Chapitre 2 : Le roi
Il songea que le monstre dans l’œuf voulait se venger car il avait souillé sa coquille avec son sang et il se cacha derrière le garde qui lui jeta un coup d’œil avant de demander d'un ton bourru :
- C'est toi Aymeric ?
Il n'osa pas répondre, par peur de ce qu'ils pourraient lui faire. Et s'ils le livraient en pâture à la chose qui venait de sortir de l’œuf ? Pour le moment il ne la voyait pas : un autre œuf le séparait d'elle. Un bruit spongieux le fit tressaillir et la chose l’appela une seconde fois. Il se dissimula autant que possible derrière la silhouette massive du garde. Pourquoi ne semblaient-ils pas inquiets ? Finalement celui qui le tenait ordonna à l'autre :
- Réveille le roi et dis-lui qu'un œuf vient d'éclore. Je m'occupe de prévenir la nourrice et de garder un œil sur le mioche.

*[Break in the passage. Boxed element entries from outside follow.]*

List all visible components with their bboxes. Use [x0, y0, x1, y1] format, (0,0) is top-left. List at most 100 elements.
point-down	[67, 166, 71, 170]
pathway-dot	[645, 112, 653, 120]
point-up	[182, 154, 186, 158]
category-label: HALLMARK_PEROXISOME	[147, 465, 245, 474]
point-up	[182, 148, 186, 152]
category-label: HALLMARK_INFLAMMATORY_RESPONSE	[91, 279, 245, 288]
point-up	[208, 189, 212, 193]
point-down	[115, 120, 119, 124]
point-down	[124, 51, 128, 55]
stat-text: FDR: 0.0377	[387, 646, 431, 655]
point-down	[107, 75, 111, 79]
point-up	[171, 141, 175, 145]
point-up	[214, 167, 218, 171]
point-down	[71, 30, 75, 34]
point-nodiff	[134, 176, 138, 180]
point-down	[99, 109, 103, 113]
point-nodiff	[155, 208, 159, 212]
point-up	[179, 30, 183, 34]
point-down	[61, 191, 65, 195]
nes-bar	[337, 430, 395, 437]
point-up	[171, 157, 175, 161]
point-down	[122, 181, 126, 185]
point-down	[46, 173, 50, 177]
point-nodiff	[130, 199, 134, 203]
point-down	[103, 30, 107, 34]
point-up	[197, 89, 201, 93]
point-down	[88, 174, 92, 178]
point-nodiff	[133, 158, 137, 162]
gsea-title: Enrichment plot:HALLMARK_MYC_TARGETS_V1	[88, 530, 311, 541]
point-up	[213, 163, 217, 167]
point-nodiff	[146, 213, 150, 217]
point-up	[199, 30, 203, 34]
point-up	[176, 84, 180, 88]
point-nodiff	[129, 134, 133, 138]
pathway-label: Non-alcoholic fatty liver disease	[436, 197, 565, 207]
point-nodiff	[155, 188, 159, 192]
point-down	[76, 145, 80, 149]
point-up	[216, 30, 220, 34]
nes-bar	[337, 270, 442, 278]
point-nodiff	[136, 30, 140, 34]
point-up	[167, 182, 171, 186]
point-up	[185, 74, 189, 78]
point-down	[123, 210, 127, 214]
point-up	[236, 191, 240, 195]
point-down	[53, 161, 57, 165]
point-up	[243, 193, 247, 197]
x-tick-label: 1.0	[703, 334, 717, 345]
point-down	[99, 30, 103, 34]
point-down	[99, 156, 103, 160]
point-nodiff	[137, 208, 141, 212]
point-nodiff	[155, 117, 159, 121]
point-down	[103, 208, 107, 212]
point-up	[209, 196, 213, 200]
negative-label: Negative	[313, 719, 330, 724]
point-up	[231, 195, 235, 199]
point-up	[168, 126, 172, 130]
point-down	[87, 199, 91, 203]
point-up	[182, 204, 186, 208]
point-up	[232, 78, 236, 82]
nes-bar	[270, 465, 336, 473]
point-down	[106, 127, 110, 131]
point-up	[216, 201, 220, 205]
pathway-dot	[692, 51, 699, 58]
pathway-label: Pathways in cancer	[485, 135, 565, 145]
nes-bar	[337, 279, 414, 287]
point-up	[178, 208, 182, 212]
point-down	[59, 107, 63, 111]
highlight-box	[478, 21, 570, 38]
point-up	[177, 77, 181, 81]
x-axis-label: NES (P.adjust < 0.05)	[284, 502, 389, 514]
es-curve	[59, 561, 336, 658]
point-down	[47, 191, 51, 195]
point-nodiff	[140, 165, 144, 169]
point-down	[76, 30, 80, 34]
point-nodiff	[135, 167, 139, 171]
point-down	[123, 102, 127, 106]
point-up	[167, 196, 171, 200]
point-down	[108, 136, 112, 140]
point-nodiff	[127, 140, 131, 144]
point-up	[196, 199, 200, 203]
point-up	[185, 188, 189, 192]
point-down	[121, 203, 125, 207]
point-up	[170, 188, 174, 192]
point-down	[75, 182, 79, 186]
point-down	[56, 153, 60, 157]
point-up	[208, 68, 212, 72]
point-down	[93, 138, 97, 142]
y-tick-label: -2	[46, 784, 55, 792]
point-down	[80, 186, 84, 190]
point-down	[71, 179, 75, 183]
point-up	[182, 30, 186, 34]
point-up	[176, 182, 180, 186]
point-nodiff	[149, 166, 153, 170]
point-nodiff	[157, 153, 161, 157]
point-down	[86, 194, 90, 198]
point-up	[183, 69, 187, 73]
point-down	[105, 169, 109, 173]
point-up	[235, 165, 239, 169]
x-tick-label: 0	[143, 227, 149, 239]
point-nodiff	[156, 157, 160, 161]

Il tira Aymeric en direction de la sortie et le petit garçon se demanda ce qui allait advenir de lui. Croupirait-il en prison pour l'éternité ? Serait-il tué sur ordre du roi ? Le fouetterait-on pour le punir ? Pire : et si on lui coupait les mains, comme il était coutume de le faire pour les voleurs ? Effrayé il se débattit de plus bel et manqua d'échapper au garde. L'homme le maintint pourtant et renforça sa poigne autour de son bras.
- Arrête de gigoter, ordonna t-il.
Sauf qu'Aymeric n'avait aucune envie d'obéir. Il devait fuir, loin de ce maudit château qui cachait des monstres dans son sous-sol. Il s'agita d'autant plus en arrivant au niveau de ce qui était un œuf quelques minutes plus tôt. Des fragments de coquille gisaient sur le sol et il ne voulait pas voir ce qui s'en était libéré.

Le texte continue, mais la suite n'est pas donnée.